Nei climi freddi e piovosi le caligae erano portate sopra calzettoni di feltro impermeabili e talvolta erano coperte da una sorta di galosce.

L’abbigliamento da combattimento era composto dalla lorica hamata portata sopra la tunica, una sorta di corazza realizzata in cotta di maglia, anelli di ferro connessi in coppie, in modo da formare una maglia.

Queste cotte di maglia erano prive di maniche ma avevano un rinforzo sulle spalle ed erano chiuse sul petto da un gancio in bronzo terminante con volute a testa di serpente. Una volta indossata, la lorica hamata veniva stretta da due cinturoni in cuoio (balteum) che si incrociavano in vita e assicurava una protezione fino a poco sopra le ginocchia.

Il peso complessivo era notevole e si aggirava attorno ai 10 chilogrammi. La lorica hamata consentiva una discreta protezione contro i colpi da fendente e di punta delle armi da taglio ma era troppo leggera per fermare i dardi scagliati da archi. Recenti esperimenti hanno infatti dimostrato che già a 60 metri di distanza le frecce potevano penetrare quest’armatura.

Per proteggersi i legionari avevano in dotazione anche un grande scudo ovale (scutum) di derivazione celtica con costolatura centrale generalmente di ferro. La struttura dello scudo consisteva in tre strati sovrapposti di legno di quercia rinforzati esternamente da uno spesso strato di feltro di lana di pecora e a volte anche da uno strato di cuoio.

Lo scudo misurava in altezza circa 1.40 metri e pertanto era in grado di proteggere gran parte del corpo. Completava l’abbigliamento da combattimento l’elmo (cassis, sidis).

Al tempo della guerra di Modena era ancora probabilmente in uso un elmo che derivava la sua forma originale da un prototipo già usato nel IV secolo a.C. Era caratterizzato da una calotta terminante con un bottone cavo destinato al fissaggio di un lungo pennacchio di crine di cavallo.

La parte posteriore terminava con un corto paranuca, mentre il volto era protetto da due grandi paraguance laterali che venivano chiuse sul mento.

L’armamento offensivo era composto da una o due aste (pilum leggero e pilum pesante), armi da getto sostanzialmente simili ai giavellotti. La lunghezza totale del pilum pesante doveva essere di circa 2 metri.

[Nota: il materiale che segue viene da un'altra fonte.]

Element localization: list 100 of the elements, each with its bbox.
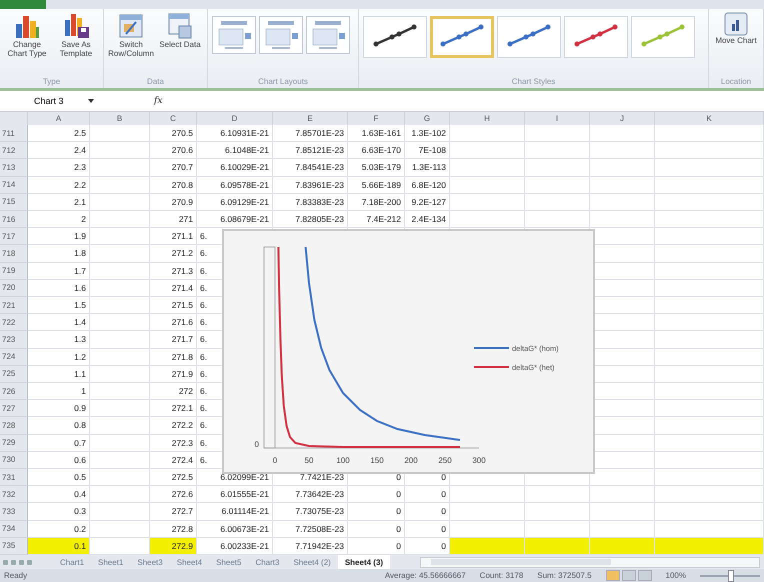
row-header[interactable]: 716 xyxy=(0,211,28,228)
column-header[interactable]: G xyxy=(405,112,450,125)
table-cell xyxy=(90,486,150,504)
row-header[interactable]: 730 xyxy=(0,452,28,469)
table-cell: 271.5 xyxy=(150,297,197,314)
row-header[interactable]: 731 xyxy=(0,469,28,486)
row-header[interactable]: 711 xyxy=(0,125,28,142)
ribbon-button[interactable]: Change Chart Type xyxy=(4,12,50,58)
table-cell: 1.6 xyxy=(28,280,90,297)
page-layout-icon[interactable] xyxy=(622,570,636,581)
table-cell: 7.73642E-23 xyxy=(273,486,348,504)
row-header[interactable]: 725 xyxy=(0,366,28,383)
sheet-tab[interactable]: Chart1 xyxy=(53,555,92,569)
chart-style-thumbnail[interactable] xyxy=(631,16,696,58)
row-header[interactable]: 721 xyxy=(0,297,28,314)
page-break-icon[interactable] xyxy=(638,570,652,581)
column-header[interactable]: E xyxy=(273,112,348,125)
table-cell: 0 xyxy=(348,503,405,521)
sheet-tab[interactable]: Sheet5 xyxy=(209,555,248,569)
ribbon-button[interactable]: Switch Row/Column xyxy=(108,12,154,58)
axis-tick-label: 100 xyxy=(336,456,350,465)
column-header[interactable]: B xyxy=(90,112,150,125)
table-cell: 9.2E-127 xyxy=(405,194,450,211)
table-cell xyxy=(90,159,150,177)
table-cell xyxy=(90,262,150,280)
row-header[interactable]: 729 xyxy=(0,434,28,452)
row-header[interactable]: 732 xyxy=(0,486,28,504)
row-header[interactable]: 719 xyxy=(0,262,28,280)
group-label: Type xyxy=(42,77,62,88)
table-cell: 272 xyxy=(150,383,197,400)
row-header[interactable]: 726 xyxy=(0,383,28,400)
table-cell: 0 xyxy=(348,520,405,538)
sheet-tab[interactable]: Sheet4 xyxy=(170,555,210,569)
table-cell xyxy=(590,142,655,160)
table-cell: 2.1 xyxy=(28,194,90,211)
normal-view-icon[interactable] xyxy=(606,570,620,581)
table-cell xyxy=(90,452,150,469)
sheet-tab[interactable]: Sheet1 xyxy=(91,555,130,569)
layout-thumbnail[interactable] xyxy=(306,16,350,54)
row-header[interactable]: 724 xyxy=(0,348,28,366)
row-header[interactable]: 735 xyxy=(0,538,28,555)
row-header[interactable]: 713 xyxy=(0,159,28,177)
axis-tick-label: 50 xyxy=(304,456,314,465)
table-cell: 1.4 xyxy=(28,314,90,332)
column-header[interactable]: C xyxy=(150,112,197,125)
status-text: Count: 3178 xyxy=(480,571,524,580)
table-cell xyxy=(90,280,150,297)
sheet-tab[interactable]: Chart3 xyxy=(248,555,286,569)
table-cell: 6.01114E-21 xyxy=(197,503,273,521)
column-header[interactable]: H xyxy=(450,112,525,125)
row-header[interactable]: 723 xyxy=(0,331,28,349)
column-header[interactable]: D xyxy=(197,112,273,125)
chart-style-thumbnail[interactable] xyxy=(430,16,494,58)
row-header[interactable]: 728 xyxy=(0,417,28,435)
zoom-level[interactable]: 100% xyxy=(666,571,686,580)
table-cell: 0.9 xyxy=(28,400,90,418)
ribbon-button[interactable]: Save As Template xyxy=(53,12,99,58)
row-header[interactable]: 714 xyxy=(0,176,28,194)
column-header[interactable]: I xyxy=(525,112,590,125)
column-header[interactable]: K xyxy=(655,112,764,125)
table-cell: 1 xyxy=(28,383,90,400)
chart-style-thumbnail[interactable] xyxy=(363,16,428,58)
sheet-tab[interactable]: Sheet4 (3) xyxy=(338,555,390,569)
table-cell: 2.3 xyxy=(28,159,90,177)
chart-save-icon xyxy=(62,12,90,40)
table-cell: 2.5 xyxy=(28,125,90,142)
sheet-tab[interactable]: Sheet3 xyxy=(130,555,170,569)
table-cell: 1.5 xyxy=(28,297,90,314)
row-header[interactable]: 734 xyxy=(0,520,28,538)
row-header[interactable]: 720 xyxy=(0,280,28,297)
table-cell: 1.9 xyxy=(28,228,90,246)
row-header[interactable]: 733 xyxy=(0,503,28,521)
row-header[interactable]: 717 xyxy=(0,228,28,246)
sheet-tab[interactable]: Sheet4 (2) xyxy=(286,555,338,569)
table-cell: 272.2 xyxy=(150,417,197,435)
function-label[interactable]: fx xyxy=(154,96,162,106)
row-header[interactable]: 715 xyxy=(0,194,28,211)
row-header[interactable]: 727 xyxy=(0,400,28,418)
table-cell: 7.82805E-23 xyxy=(273,211,348,228)
table-cell: 272.5 xyxy=(150,469,197,486)
table-cell: 6.10931E-21 xyxy=(197,125,273,142)
group-label: Data xyxy=(146,77,165,88)
chart-style-thumbnail[interactable] xyxy=(497,16,562,58)
row-header[interactable]: 722 xyxy=(0,314,28,332)
chart-style-thumbnail[interactable] xyxy=(564,16,628,58)
row-header[interactable]: 712 xyxy=(0,142,28,160)
group-label: Location xyxy=(720,77,752,88)
layout-thumbnail[interactable] xyxy=(212,16,256,54)
table-cell: 7.73075E-23 xyxy=(273,503,348,521)
column-header[interactable]: J xyxy=(590,112,655,125)
column-header[interactable]: F xyxy=(348,112,405,125)
table-cell xyxy=(525,159,590,177)
column-header[interactable]: A xyxy=(28,112,90,125)
table-cell: 0.7 xyxy=(28,434,90,452)
layout-thumbnail[interactable] xyxy=(259,16,303,54)
table-cell: 7.84541E-23 xyxy=(273,159,348,177)
ribbon-button[interactable]: Select Data xyxy=(157,12,203,50)
row-header[interactable]: 718 xyxy=(0,245,28,263)
horizontal-scrollbar[interactable] xyxy=(420,556,760,568)
ribbon-button[interactable]: Move Chart xyxy=(713,12,759,46)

La parte terminale dove era la punta era costituita da un’asta in ferro culminante con una cuspide a tre alette lunga circa 6 centimetri. Analoga lunghezza aveva il pilum leggero che differiva dal primo, oltre che per il peso, anche per l’immanicatura dell’asta in ferro del semplice tipo con innesto a cannone.

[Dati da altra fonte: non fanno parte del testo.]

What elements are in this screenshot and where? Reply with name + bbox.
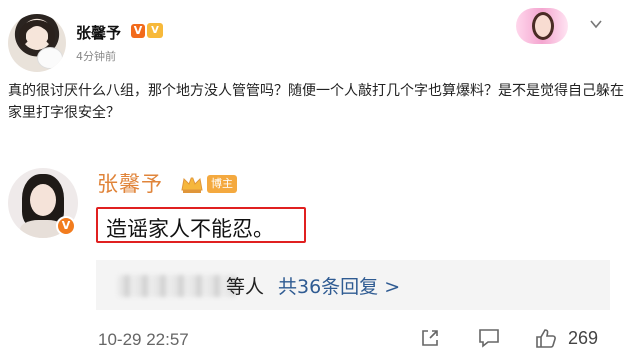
reply-summary-bar[interactable]: 等人 共36条回复 > [96,260,610,310]
comment-item: V 张馨予 博主 造谣家人不能忍。 等人 共36条回复 > 10-29 22:5… [0,158,640,360]
chevron-down-icon[interactable] [590,18,602,30]
view-replies-link[interactable]: 共36条回复 > [278,272,400,299]
vip-badge: V [147,23,163,38]
blurred-replier-names [118,275,236,297]
comment-timestamp: 10-29 22:57 [98,330,189,349]
verified-badge: V [56,216,76,236]
verified-badge: V [131,24,145,38]
reply-suffix-text: 等人 [226,276,265,298]
crown-icon [181,174,203,193]
post-body-text: 真的很讨厌什么八组，那个地方没人管管吗？随便一个人敲打几个字也算爆料？是不是觉得… [8,83,624,121]
post-card: 张馨予 V V 4分钟前 真的很讨厌什么八组，那个地方没人管管吗？随便一个人敲打… [0,0,640,150]
comment-footer: 10-29 22:57 269 [0,324,640,356]
avatar-face [27,26,47,50]
comment-icon[interactable] [478,328,500,348]
avatar-dog [38,48,62,68]
comment-highlight-box: 造谣家人不能忍。 [96,207,306,243]
banner-portrait [532,12,554,40]
like-count: 269 [568,328,599,348]
avatar-face [30,184,56,216]
author-tag-badge: 博主 [207,175,237,193]
post-card-banner [516,8,568,44]
comment-author-name[interactable]: 张馨予 [97,168,163,198]
like-icon[interactable] [535,327,557,349]
post-author-name[interactable]: 张馨予 [76,22,121,43]
share-icon[interactable] [420,328,440,348]
post-author-avatar[interactable] [8,14,66,72]
post-timestamp: 4分钟前 [76,50,116,63]
comment-text: 造谣家人不能忍。 [106,217,274,241]
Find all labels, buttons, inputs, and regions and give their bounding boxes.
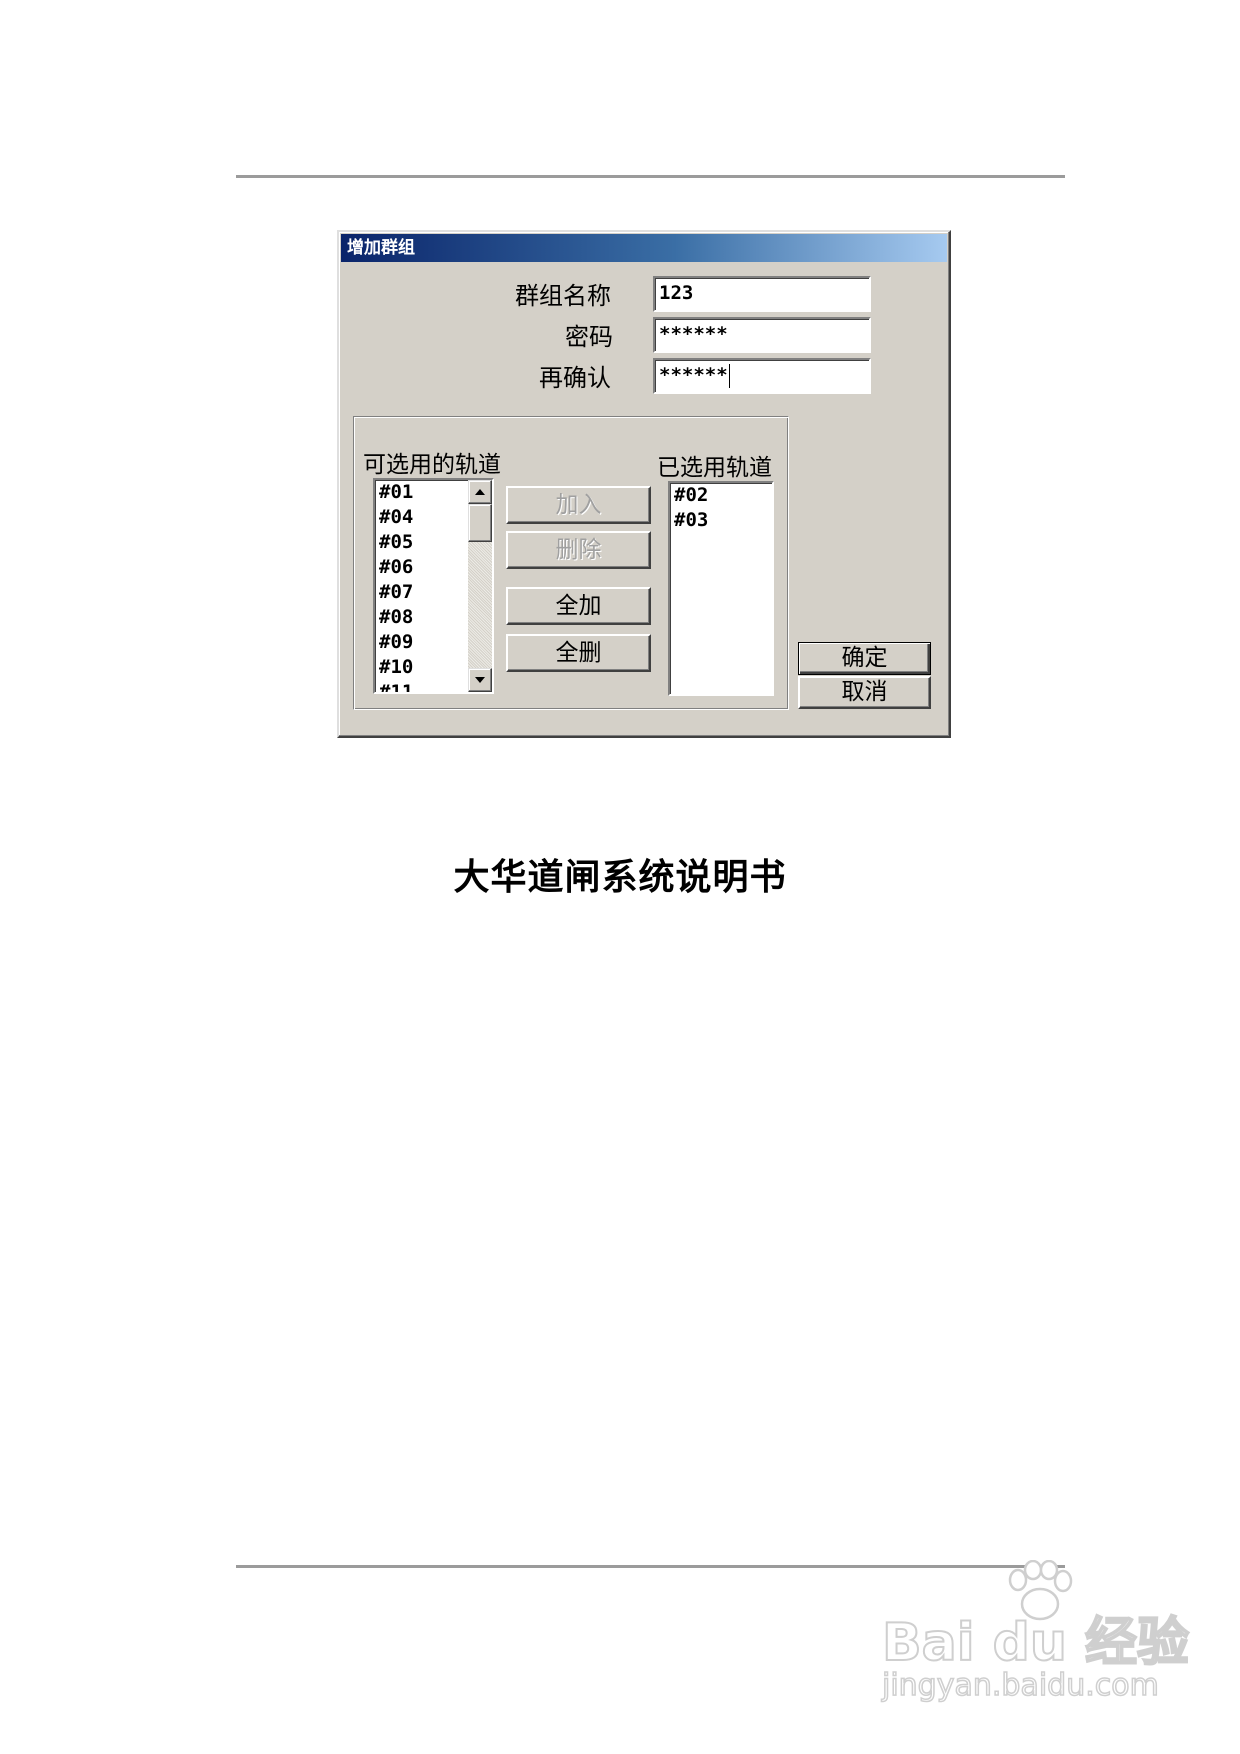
ok-button[interactable]: 确定 [798,642,931,675]
scroll-down-button[interactable] [468,668,492,692]
list-item[interactable]: #10 [375,655,468,680]
baidu-jingyan-watermark: Bai du 经验 jingyan.baidu.com [876,1560,1190,1710]
remove-button[interactable]: 删除 [506,531,651,569]
remove-all-button[interactable]: 全删 [506,634,651,672]
available-tracks-scrollbar[interactable] [468,480,492,692]
list-item[interactable]: #06 [375,555,468,580]
list-item[interactable]: #11 [375,680,468,692]
selected-tracks-label: 已选用轨道 [657,455,772,481]
scroll-thumb[interactable] [468,504,492,542]
confirm-password-field[interactable]: ****** [653,358,871,394]
watermark-brand: Bai du 经验 [881,1612,1190,1674]
available-tracks-label: 可选用的轨道 [363,452,501,478]
scroll-up-button[interactable] [468,480,492,504]
group-name-field[interactable]: 123 [653,276,871,312]
arrow-down-icon [475,677,485,683]
list-item[interactable]: #07 [375,580,468,605]
cancel-button[interactable]: 取消 [798,676,931,709]
list-item[interactable]: #01 [375,480,468,505]
dialog-titlebar: 增加群组 [341,234,947,262]
password-field[interactable]: ****** [653,317,871,353]
list-item[interactable]: #08 [375,605,468,630]
add-button[interactable]: 加入 [506,486,651,524]
list-item[interactable]: #05 [375,530,468,555]
list-item[interactable]: #03 [670,508,772,533]
dialog-title: 增加群组 [347,238,415,258]
document-title: 大华道闸系统说明书 [453,857,787,898]
list-item[interactable]: #09 [375,630,468,655]
add-all-button[interactable]: 全加 [506,587,651,625]
text-caret [728,363,730,388]
watermark-url: jingyan.baidu.com [881,1667,1159,1704]
selected-tracks-list[interactable]: #02 #03 [668,481,774,696]
list-item[interactable]: #02 [670,483,772,508]
top-rule [236,175,1065,178]
confirm-password-label: 再确认 [539,364,611,392]
add-group-dialog: 增加群组 群组名称 123 密码 ****** 再确认 ****** 可选用的轨… [337,230,951,738]
list-item[interactable]: #04 [375,505,468,530]
group-name-label: 群组名称 [515,282,611,310]
available-tracks-list[interactable]: #01 #04 #05 #06 #07 #08 #09 #10 #11 [373,478,494,694]
arrow-up-icon [475,489,485,495]
password-label: 密码 [565,323,613,351]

I due giavellotti venivano scagliati prima dello scontro corpo a corpo e, anche se non colpivano il nemico direttamente, si conficcavano nello scudo dal quale erano staccabili con difficoltà.

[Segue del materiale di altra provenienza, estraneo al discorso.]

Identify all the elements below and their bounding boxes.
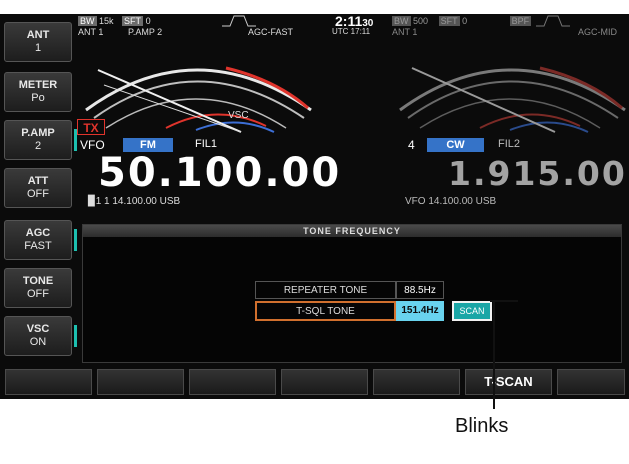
tone-panel-title: TONE FREQUENCY <box>83 225 621 237</box>
vsc-key-value: ON <box>29 336 47 348</box>
sub-agc-label: AGC-MID <box>578 27 617 37</box>
main-meter <box>85 66 312 133</box>
main-vsc-label: VSC <box>228 110 249 121</box>
main-pamp-label: P.AMP 2 <box>128 27 163 37</box>
tone-key-value: OFF <box>27 288 49 300</box>
scan-indicator: SCAN <box>452 301 492 321</box>
main-filter-status: BW 15k SFT 0 <box>78 16 151 26</box>
sub-sft-value: 0 <box>462 16 468 26</box>
sub-frequency[interactable]: 1.915.00 <box>448 154 627 193</box>
softkey-7[interactable] <box>557 369 625 395</box>
main-frequency[interactable]: 50.100.00 <box>98 150 341 196</box>
radio-display: ANT 1 METER Po P.AMP 2 ATT OFF AGC FAST … <box>0 14 629 399</box>
sub-filter-status: BW 500 SFT 0 BPF <box>392 16 532 26</box>
pamp-key[interactable]: P.AMP 2 <box>4 120 77 160</box>
sub-passband-icon <box>536 15 570 27</box>
sub-ant-label: ANT 1 <box>392 27 418 37</box>
sub-number: 4 <box>408 138 415 152</box>
softkey-3[interactable] <box>189 369 276 395</box>
att-key-value: OFF <box>27 188 49 200</box>
ant-key-label: ANT <box>26 29 50 41</box>
main-passband-icon <box>222 15 256 27</box>
main-sft-badge: SFT <box>122 16 144 26</box>
agc-indicator <box>74 229 77 251</box>
blinks-callout-label: Blinks <box>455 415 509 437</box>
agc-key-value: FAST <box>24 240 52 252</box>
tx-indicator: TX <box>77 119 105 135</box>
pamp-key-label: P.AMP <box>21 127 55 139</box>
main-ant-label: ANT 1 <box>78 27 104 37</box>
main-bw-value: 15k <box>99 16 114 26</box>
main-memory-line: ▉1 1 14.100.00 USB <box>88 196 181 207</box>
agc-key-label: AGC <box>25 227 51 239</box>
tone-key[interactable]: TONE OFF <box>4 268 72 308</box>
t-scan-softkey[interactable]: T-SCAN <box>465 369 552 395</box>
main-agc-label: AGC-FAST <box>248 27 294 37</box>
vsc-key[interactable]: VSC ON <box>4 316 77 356</box>
meter-key-value: Po <box>31 92 45 104</box>
meter-key[interactable]: METER Po <box>4 72 72 112</box>
sub-meter <box>399 66 626 133</box>
sub-mode[interactable]: CW <box>427 138 484 152</box>
sub-bw-value: 500 <box>413 16 429 26</box>
utc-time: UTC 17:11 <box>332 27 371 36</box>
sub-sft-badge: SFT <box>438 16 460 26</box>
sub-vfo-line: VFO 14.100.00 USB <box>405 196 497 207</box>
softkey-4[interactable] <box>281 369 368 395</box>
softkey-5[interactable] <box>373 369 460 395</box>
pamp-key-value: 2 <box>34 140 42 152</box>
callout-line <box>493 302 495 409</box>
repeater-tone-label: REPEATER TONE <box>255 281 396 299</box>
softkey-2[interactable] <box>97 369 184 395</box>
meter-key-label: METER <box>18 79 58 91</box>
main-sft-value: 0 <box>145 16 151 26</box>
repeater-tone-value[interactable]: 88.5Hz <box>396 281 444 299</box>
tsql-tone-value[interactable]: 151.4Hz <box>396 301 444 321</box>
main-filter: FIL1 <box>195 138 218 150</box>
vsc-indicator <box>74 325 77 347</box>
ant-key[interactable]: ANT 1 <box>4 22 72 62</box>
agc-key[interactable]: AGC FAST <box>4 220 77 260</box>
sub-bpf-badge: BPF <box>509 16 532 26</box>
att-key-label: ATT <box>27 175 49 187</box>
sub-bw-badge: BW <box>392 16 411 26</box>
tone-frequency-panel: TONE FREQUENCY REPEATER TONE 88.5Hz T-SQ… <box>82 224 622 363</box>
softkey-1[interactable] <box>5 369 92 395</box>
tone-key-label: TONE <box>22 275 54 287</box>
main-bw-badge: BW <box>78 16 97 26</box>
att-key[interactable]: ATT OFF <box>4 168 72 208</box>
vsc-key-label: VSC <box>26 323 50 335</box>
ant-key-value: 1 <box>34 42 42 54</box>
tsql-tone-label: T-SQL TONE <box>255 301 396 321</box>
sub-filter: FIL2 <box>498 138 521 150</box>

In questo modo rendevano spesso inservibili gli scudi del nemico lasciandolo ovviamente più vulnerabile. Dopo il lancio i pila non erano più immediatamente riutilizzabili e dunque non potevano essere riusati dal nemico.

Esperimenti moderni hanno permesso di verificare che il pilum era in grado di trapassare una tavola di legno di 5 centimetri a 10 metri di distanza.

Ara di Domitius Aenobarbus, fine II sec. a.C. Parigi, Museo del Louvre.
In un particolare del rilievo si riconosce un legionario con la lorica hamata, lo scudo e l’elmo.

L’arma offensiva per il corpo a corpo era il gladius. Si tratta di un’arma derivata dalla spada iberica conosciuta dai romani fin dal III secolo a.C. Il gladius era costituito da una robusta lama diritta a due tagli di una lunghezza di poco superiore ai 50 centimetri.

Fodero di gladius con balteum, raffigurato su un monumento funerario modenese, databile attorno al 50 – 25 a.C. Museo Lapidario Estense.

La forma e le dimensioni di quest’arma consentivano sia formidabili colpi di fendente sia eventualmente colpi di punta. Il gladio era portato entro un fodero in cuoio o legno con inserti in metallo fissato ad uno dei due cinturoni.

I legionari semplici lo portavano sul fianco destro mentre centurioni ed ufficiali lo tenevano su quello sinistro. Completava l’armamento il pugnale (pugio) che costituiva la seconda arma per il corpo a corpo. Sembra che anche il pugio fosse di derivazione iberica.

Complessivamente non superava i 35 centimetri di lunghezza e veniva portato entro un fodero sul lato opposto della spada o centralmente fissato ad uno dei due cinturoni.